Consider a time-harmonic E field, given as:

\[\mathbf{E}(\mathbf{r},t) = \text{Re}\Big[\mathbf{E}(\mathbf{r})\text{e}^{j\omega t}\Big]\]

For a plane wave, the \(\mathbf{E}\) field phasor is

\[\mathbf{E}(\mathbf{r}) = \hat{n}~E_{0}~\text{e}^{-j~\mathbf{k}\cdot \mathbf{r}}\]

Now, if we consider a plane wave with \(\mathbf{E}\) field of amplitude \(E_{0}\), pointing in a direction \(45^{circ}\) with respect to the \(x\)-axis and traveling in the \(+z\) direction, the \(\mathbf{E}\) field phasor is

\[\mathbf{E}(\mathbf{r}) = \Bigg(\frac{\hat{x}+\hat{y}}{\sqrt{2}}\Bigg)~E_{0}~\text{e}^{-j~k~z}\]

The \(\mathbf{E}\) field in this wave always points along the line defined by the diagonal \(\hat{\mathbf{y}} + \hat{\mathbf{z}}\). It turns out that we still have a linearly polarized wave, rotated by \(45^{\circ}\) and with an amplitude divided by \(\sqrt{2}\).

\[\mathbf{E}(\mathbf{r}) = \Bigg(\frac{\hat{x}+\hat{y}}{\sqrt{2}}\Bigg)~E_{0}~\text{e}^{-j~k~z} \; \Rightarrow \; \mathbf{E}(\mathbf{r},t) = \Bigg(\frac{\hat{x}+\hat{y}}{\sqrt{2}}\Bigg)~E_{0}~\text{cos}~(\omega t - kz)\]

If an observer sits at \(z=0\), along the direction of propagation, he sees an oscillating \(\mathbf{E}\) field given by

\[\mathbf{E}(\mathbf{r},t)\Big|_{z=0} = \Bigg(\frac{\hat{x}+\hat{y}}{\sqrt{2}}\Bigg)~E_{0}~\text{cos}~(\omega t)\]

Now, if we consider a plane wave given by the phasor

\[\mathbf{E}(\mathbf{r}) = (\hat{x} - j~\hat{y})~E_{0}~\text{e}^{-j~k~z}\]

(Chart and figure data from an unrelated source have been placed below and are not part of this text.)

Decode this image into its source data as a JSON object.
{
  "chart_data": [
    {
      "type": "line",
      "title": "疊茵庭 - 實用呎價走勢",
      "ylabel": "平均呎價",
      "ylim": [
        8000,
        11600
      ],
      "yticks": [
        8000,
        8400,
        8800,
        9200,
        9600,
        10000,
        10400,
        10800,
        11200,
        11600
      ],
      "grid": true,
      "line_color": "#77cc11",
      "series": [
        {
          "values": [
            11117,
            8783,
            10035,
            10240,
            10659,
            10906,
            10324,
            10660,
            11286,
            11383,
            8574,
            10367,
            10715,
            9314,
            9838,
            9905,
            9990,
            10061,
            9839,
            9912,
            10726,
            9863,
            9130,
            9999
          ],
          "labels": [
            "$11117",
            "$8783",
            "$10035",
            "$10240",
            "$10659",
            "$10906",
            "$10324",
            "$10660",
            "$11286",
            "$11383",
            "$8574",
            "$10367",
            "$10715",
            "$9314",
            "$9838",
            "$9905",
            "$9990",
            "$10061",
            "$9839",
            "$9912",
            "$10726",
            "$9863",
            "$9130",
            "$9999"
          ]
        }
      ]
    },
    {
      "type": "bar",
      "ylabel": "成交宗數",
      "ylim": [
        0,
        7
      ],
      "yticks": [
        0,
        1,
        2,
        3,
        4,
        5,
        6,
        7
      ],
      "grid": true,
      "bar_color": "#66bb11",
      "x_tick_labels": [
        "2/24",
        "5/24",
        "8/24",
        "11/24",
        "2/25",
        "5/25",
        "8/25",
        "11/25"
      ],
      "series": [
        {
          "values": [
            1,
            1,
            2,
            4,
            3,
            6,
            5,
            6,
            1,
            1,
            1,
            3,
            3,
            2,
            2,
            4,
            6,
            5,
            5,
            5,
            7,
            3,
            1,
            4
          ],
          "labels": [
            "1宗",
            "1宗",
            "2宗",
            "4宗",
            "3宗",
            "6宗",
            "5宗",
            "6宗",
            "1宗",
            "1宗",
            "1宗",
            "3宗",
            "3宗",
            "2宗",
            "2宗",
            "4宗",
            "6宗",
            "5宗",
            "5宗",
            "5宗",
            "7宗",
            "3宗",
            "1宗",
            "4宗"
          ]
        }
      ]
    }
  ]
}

we notice that it has a complex polarization vector.

Finding the time-dependent \(\mathbf{E}\) field:

\[\mathbf{E}(\mathbf{r},t) = \text{Re}\Big[\mathbf{E}(\mathbf{r})\text{e}^{j\omega t}\Big] = E_{0}~\big[\hat{x}~\text{cos}(\omega t - kz) + \hat{y}~\text{sin}(\omega t -kz)\big]\]

The important thing to notice here is that the \(x\)- and \(y\)-components of the \(\mathbf{E}\) field have the same amplitude, but are \(\pi/2\) out of phase.

Now, an observer sitting at \(z=0\), will see the \(\mathbf{E}\) field vector rotating in a circle

\[\mathbf{E}(\mathbf{r}) = (\hat{x}-j~\hat{y})~E_{0}~\text{e}^{-j~k~z} \; \Rightarrow \; \mathbf{E}(\mathbf{r},t) = E_{0} \big[\hat{x}~\text{cos}(\omega t - kz) + \hat{y}~\text{sin}(\omega t - kz)\big]\]

\[\mathbf{E}(\mathbf{r},t)\Big|_{z=0} = E_{0}~\big[\hat{x}~\text{cos}(\omega t) + \hat{y}~\text{sin}(\omega t)\big]\]